Fast Gradient Methods for Data-Consistent Local Super-Resolution of Medical Images

TL;DR

This paper introduces a fast, iterative, model-based reconstruction method for local super-resolution in medical images, enabling real-time zooming and refinement of regions of interest without full high-resolution reconstruction.

Contribution

The proposed approach offers a computationally efficient, local super-resolution technique tailored for medical imaging, improving upon global methods by focusing on regions of interest with adaptive regularization.

Findings

Effective local zoom-in in low-dose X-ray CT images

Outperforms global reconstruction in efficiency and detail preservation

Enables real-time refinement of specific image regions

Abstract

In this work, we propose a new paradigm of iterative model-based reconstruction algorithms for providing real-time solution for zooming-in and refining a region of interest in medical and clinical tomographic images.

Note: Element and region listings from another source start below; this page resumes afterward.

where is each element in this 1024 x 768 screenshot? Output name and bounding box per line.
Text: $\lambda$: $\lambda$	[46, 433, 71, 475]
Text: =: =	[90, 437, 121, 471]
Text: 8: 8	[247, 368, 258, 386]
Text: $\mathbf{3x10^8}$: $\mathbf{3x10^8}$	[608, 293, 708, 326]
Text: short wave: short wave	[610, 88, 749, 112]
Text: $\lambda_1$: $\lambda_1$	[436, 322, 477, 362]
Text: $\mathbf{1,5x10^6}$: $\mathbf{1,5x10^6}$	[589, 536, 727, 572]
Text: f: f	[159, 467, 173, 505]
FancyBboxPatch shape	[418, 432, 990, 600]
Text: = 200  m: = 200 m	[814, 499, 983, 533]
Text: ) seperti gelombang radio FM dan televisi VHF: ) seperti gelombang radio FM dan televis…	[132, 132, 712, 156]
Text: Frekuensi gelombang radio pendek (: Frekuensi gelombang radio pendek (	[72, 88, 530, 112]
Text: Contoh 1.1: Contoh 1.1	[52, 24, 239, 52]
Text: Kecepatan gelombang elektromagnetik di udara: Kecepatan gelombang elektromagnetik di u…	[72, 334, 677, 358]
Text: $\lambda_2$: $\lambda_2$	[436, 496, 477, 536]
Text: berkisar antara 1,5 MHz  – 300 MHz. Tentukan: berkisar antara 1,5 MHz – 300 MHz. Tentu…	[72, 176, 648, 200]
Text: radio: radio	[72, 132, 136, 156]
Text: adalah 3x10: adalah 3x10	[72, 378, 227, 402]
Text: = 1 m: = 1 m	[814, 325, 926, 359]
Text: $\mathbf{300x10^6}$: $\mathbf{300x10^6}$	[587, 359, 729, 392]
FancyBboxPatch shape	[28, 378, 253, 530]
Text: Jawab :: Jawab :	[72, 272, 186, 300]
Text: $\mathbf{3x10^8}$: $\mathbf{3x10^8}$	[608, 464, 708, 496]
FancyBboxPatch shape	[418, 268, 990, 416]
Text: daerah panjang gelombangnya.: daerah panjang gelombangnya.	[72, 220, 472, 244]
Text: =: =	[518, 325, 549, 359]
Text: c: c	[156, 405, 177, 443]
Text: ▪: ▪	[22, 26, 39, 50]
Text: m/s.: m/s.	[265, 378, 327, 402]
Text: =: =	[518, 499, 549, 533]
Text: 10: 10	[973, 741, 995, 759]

This algorithmic framework is tailored for a clinical need in medical imaging practice that after a reconstruction of the full tomographic image, the clinician may believe that some critical parts of the image are not clear enough, and may wish to see clearer these regions of interest. A naive approach (which is highly not recommended) would be to perform the global reconstruction of a higher resolution image, which has two major limitations: first, it is computationally inefficient, and second, the image regularization is still applied globally, which may over-smooth some local regions. Furthermore, if one wishes to fine-tune the regularization parameter for local parts, it would be computationally infeasible in practice for the case of using global reconstruction. Our new iterative approaches for such tasks are based on jointly utilizing the measurement information, efficient up-sampling/down-sampling across image spaces, and locally adjusted image prior for efficient and high-quality post-processing. The numerical results in low-dose X-ray CT image local zoom-in demonstrate the effectiveness of our approach.